Recently, I received a question about exactly how and why we can use Y DNA to identify or connect with a patrilineal ancestor.
“I do not quite understand how the profiles can be identified specifically to an ancestor since that person is not among us to provide DNA material for “testing” and comparison.”
That’s a great question.
Let’s look at the answer in steps.
Males Inherit the Y Chromosome from Dad
First and foremost, and the most important part of using the Y chromosome for genetic genealogy is understanding that the Y chromosome is passed from father to son without any DNA being incorporated from the mother. So, in essence, the Y chromosome is passed intact.
In most western cultures, the surname is passed utilizing the same inheritance path, so the Y DNA and the surname are passed along together – hence Y DNA projects are often called surname projects. If the Y DNA is passed from father to son, without any unexpected nonpaternal events or adoptions in the mix, then the surname and the Y DNA will match since the advent of surnames in the culture where the original ancestor that adopted that surname was born.
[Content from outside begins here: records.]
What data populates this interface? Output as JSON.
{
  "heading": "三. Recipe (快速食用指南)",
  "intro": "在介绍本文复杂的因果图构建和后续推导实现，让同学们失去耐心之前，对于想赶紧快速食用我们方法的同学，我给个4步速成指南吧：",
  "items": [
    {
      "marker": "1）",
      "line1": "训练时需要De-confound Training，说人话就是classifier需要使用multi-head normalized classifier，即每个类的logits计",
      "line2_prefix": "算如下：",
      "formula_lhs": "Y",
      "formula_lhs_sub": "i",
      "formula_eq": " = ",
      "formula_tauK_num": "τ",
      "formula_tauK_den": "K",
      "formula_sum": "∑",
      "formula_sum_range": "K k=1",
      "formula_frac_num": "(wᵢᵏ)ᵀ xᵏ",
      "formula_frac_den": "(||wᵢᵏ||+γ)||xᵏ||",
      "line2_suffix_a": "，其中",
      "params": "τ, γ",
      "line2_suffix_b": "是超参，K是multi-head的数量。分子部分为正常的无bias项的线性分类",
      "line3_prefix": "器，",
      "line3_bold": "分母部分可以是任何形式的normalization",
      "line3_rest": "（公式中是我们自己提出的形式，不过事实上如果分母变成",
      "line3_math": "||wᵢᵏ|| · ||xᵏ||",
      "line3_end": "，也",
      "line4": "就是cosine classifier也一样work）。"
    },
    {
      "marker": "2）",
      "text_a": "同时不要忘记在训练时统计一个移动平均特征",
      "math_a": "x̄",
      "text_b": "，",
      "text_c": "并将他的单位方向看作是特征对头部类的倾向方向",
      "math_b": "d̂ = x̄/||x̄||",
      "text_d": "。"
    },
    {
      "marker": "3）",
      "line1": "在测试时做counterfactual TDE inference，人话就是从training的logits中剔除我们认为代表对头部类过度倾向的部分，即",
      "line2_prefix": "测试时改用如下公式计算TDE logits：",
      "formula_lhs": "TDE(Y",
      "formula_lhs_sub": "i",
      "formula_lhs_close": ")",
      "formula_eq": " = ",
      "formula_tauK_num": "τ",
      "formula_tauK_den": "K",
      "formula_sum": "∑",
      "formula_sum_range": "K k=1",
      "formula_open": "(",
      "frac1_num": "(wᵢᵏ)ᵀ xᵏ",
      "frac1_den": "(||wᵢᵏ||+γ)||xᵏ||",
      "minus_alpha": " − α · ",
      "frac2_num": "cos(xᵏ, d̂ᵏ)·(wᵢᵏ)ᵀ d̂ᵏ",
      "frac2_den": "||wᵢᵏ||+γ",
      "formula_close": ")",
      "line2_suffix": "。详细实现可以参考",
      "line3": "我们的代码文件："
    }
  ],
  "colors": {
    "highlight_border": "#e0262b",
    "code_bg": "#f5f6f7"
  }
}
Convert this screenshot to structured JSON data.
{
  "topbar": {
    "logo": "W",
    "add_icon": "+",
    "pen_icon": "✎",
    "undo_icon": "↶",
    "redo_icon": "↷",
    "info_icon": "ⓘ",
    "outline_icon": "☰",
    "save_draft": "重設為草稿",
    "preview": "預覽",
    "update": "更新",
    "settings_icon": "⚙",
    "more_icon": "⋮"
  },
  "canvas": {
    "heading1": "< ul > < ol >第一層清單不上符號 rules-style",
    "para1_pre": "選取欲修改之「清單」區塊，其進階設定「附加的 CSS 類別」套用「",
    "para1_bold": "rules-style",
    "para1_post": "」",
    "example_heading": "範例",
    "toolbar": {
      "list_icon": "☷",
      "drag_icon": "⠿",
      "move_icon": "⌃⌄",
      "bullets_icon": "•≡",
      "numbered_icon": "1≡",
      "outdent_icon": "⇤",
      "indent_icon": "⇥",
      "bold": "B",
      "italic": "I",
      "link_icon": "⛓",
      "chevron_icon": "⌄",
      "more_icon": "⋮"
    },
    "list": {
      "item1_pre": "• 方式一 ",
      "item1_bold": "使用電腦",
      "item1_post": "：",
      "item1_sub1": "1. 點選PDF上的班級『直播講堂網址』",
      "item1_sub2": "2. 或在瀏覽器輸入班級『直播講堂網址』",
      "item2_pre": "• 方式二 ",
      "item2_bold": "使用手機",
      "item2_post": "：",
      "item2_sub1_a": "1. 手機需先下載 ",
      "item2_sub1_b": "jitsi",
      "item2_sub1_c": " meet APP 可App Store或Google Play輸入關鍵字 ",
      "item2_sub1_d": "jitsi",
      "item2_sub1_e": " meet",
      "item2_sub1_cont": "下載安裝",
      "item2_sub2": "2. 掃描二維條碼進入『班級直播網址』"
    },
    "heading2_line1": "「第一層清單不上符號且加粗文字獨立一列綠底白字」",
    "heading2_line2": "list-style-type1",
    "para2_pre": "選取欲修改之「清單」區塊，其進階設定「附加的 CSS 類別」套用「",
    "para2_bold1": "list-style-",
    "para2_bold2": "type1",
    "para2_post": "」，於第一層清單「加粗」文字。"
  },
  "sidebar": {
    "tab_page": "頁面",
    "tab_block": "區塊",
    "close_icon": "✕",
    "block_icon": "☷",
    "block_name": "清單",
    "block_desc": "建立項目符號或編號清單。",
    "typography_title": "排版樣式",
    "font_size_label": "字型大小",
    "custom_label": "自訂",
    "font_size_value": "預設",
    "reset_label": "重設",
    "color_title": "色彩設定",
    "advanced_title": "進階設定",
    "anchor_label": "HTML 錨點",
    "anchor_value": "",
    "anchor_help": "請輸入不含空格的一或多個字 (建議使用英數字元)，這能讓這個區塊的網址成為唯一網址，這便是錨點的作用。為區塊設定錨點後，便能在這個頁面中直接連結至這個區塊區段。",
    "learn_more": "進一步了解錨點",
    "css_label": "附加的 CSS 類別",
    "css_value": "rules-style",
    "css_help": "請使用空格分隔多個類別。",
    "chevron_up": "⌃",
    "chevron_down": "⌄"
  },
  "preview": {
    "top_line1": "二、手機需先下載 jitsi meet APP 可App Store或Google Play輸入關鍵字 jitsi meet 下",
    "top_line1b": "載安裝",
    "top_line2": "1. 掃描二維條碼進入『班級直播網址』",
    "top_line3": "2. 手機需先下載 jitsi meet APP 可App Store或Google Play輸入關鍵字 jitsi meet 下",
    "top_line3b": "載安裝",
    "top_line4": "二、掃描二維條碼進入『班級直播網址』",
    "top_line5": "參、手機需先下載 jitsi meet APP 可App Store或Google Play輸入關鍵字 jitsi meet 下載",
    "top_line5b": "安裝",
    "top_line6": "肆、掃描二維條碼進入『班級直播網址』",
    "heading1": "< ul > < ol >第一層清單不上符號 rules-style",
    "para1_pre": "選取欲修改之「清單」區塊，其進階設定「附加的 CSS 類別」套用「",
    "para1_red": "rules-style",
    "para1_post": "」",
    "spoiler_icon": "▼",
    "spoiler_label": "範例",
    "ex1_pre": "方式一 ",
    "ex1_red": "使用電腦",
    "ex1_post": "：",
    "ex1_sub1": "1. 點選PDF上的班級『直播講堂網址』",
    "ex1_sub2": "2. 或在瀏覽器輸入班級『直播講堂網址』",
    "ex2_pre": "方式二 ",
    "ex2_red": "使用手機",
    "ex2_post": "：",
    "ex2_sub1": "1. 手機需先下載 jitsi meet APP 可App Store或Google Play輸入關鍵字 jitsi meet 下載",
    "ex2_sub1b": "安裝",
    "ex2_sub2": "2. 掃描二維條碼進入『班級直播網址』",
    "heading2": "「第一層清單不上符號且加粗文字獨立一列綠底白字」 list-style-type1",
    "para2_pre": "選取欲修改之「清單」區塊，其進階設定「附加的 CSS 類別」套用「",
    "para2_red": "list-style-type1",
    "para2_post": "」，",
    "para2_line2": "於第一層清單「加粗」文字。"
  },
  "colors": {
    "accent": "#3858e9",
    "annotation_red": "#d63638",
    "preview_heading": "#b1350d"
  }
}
Let’s look at England for example. Often people there adopted surnames after the Norman invasion (1066) and by the 1200s, most people had surnames. Of course, there weren’t a lot of records for normal working-class people at that time, but by the time church and parish records started to be more reliably kept, in the 1580s, give or take, surnames were well established and everyone had one. John who lived on the green was now John Green and John who lived by the brook was now John Brook. Their sons took their surnames upon birth in a traditional marital relationship.
Therefore, the Y chromosome is passed from male to male, father to son, forever, illustrated by the blue squares in the pedigree chart above…with the Y DNA almost entirely intact.
Mutations Happen – Whenever
Did you catch that word, “almost?”
Yea, it’s a “gotcha” word, but it’s also why genetic genealogy works. If it weren’t for occasional mutations, all of the Y DNA would be exactly the same, and not at all useful for genealogy. Thankfully, that’s not the case.
From time to time, a mutation occurs as the DNA is passed from father to son. We see the results of this inheritance and mutation pattern in the DNA markers we test for genetic genealogy.
The markers we typically use for genetic genealogy are called STR, Short Tandem Repeat, markers. They are the 12 marker, 25, 37, 67 and 111 marker panels tested by Family Tree DNA.
These types of markers mutate more rapidly than the other type of Y DNA markers typically used to determine haplogroups, known as SNPs, Single Nucleotide Polymorphisms.
STRs and SNPs
There are two primary differences between STRs and SNPS relative to genealogy.
The first difference is that STR mutations are what I call stutter or repeat mutations. Think of a copy machine that got stuck. Let’s say your DNA at a location, meaning at a specific marker, looks like this: “TAGA.” However, when the copying of that DNA for the next generation was done, 20 or 30 or 40 generations ago, long ago in a faraway place, the copy mechanism got stuck and now you have 5 “TAGA”s in a row, so “TAGATAGATAGATAGATAGA.” Now you have a value of 5 instead of a value of 1 in that marker location.
SNP mutations, on the other hand, occur at one location and are defined by one of the nucleotides, T, A, C or G that live in that location getting swapped for a different nucleotide. So, now, at that particular address, T becomes C. That’s a single nucleotide polymorphism and those changes are how haplogroups and their branches are formed. If you are interested, you can read more about haplogroups and how they are born here.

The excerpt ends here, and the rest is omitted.